Nur ausnahmsweise kann nach Treu und Glauben für den Schuldner eine Auskunftspflicht bestehen, wenn die zwischen den Parteien bestehende Rechtsbeziehung es mit sich bringt, dass der Berechtigte in entschuldbarer Weise über Bestehen und Umfang seines Rechts im Ungewissen ist und der Verpflichtete die zur Beseitigung der Ungewissheit erforderliche Auskunft unschwer geben kann (BGH-Urt. v. 13.12.2001, Az.: I ZR 44/99). Die geforderten Angaben müssen dabei zur Erreichung des Vertragszwecks unbedingt erforderlich sein. Verlangt werden können daher insbesondere nur solche Angaben, die für die Geltendmachung des Hauptanspruchs auch tatsächlich benötigt werden.

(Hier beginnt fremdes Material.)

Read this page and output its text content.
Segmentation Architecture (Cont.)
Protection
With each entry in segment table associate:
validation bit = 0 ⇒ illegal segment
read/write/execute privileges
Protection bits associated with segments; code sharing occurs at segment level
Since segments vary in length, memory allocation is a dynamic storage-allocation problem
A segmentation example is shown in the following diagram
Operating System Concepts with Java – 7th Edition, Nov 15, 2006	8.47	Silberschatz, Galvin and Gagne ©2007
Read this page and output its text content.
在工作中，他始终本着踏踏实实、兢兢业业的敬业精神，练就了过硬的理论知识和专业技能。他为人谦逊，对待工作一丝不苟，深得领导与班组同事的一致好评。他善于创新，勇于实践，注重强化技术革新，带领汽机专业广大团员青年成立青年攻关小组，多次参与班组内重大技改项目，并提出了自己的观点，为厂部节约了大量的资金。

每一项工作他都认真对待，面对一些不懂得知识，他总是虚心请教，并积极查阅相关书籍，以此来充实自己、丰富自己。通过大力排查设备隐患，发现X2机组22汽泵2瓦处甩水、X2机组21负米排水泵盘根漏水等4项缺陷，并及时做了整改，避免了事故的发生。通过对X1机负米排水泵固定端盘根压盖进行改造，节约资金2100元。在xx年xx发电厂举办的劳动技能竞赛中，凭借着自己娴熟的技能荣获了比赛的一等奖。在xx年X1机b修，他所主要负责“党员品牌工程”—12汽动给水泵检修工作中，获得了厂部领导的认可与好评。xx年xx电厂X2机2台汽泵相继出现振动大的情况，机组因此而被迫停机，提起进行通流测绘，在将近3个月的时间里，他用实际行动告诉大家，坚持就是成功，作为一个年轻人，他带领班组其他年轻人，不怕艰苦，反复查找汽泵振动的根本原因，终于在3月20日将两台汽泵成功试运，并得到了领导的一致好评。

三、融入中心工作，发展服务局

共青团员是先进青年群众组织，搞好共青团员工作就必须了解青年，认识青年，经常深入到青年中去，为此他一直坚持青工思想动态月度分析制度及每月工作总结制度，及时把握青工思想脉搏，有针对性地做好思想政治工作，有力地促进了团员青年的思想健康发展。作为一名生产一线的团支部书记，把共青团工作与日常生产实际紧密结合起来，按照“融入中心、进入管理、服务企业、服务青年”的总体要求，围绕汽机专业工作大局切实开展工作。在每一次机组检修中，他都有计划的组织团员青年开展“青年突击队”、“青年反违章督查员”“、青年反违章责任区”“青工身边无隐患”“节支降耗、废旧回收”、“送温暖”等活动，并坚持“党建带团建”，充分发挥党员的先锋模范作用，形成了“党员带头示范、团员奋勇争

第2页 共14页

Entgegen der Auffassung der Beklagten hatte das LG mit Recht verneint, dass zur Abwicklung des Affiliate-Partnerprogramms eine Auskunft über die Frage, ob hinter der Klägerin weitere Personen stehen, denen die Provisionszahlungen zugutekommen, erforderlich ist. Dem stand nicht entgegen, dass die Beklagte gem. § 160 Abs. 1 AO gegenüber dem Finanzamt die steuerrechtliche Pflicht traf, den (wahren) Empfänger von Betriebsausgaben zu benennen und bei der Ermittlung von Auslandssachverhalten i.S.d. § 90 Abs. 1 AO mitzuwirken. Denn in diese etwaigen steuerlichen Mitwirkungs- und Benennungspflichten war die Klägerin nicht mit einbezogen. Die Klägerin war nicht "Beteiligte" i.S.v. 90 Abs.1 AO bei der Besteuerung der Beklagten.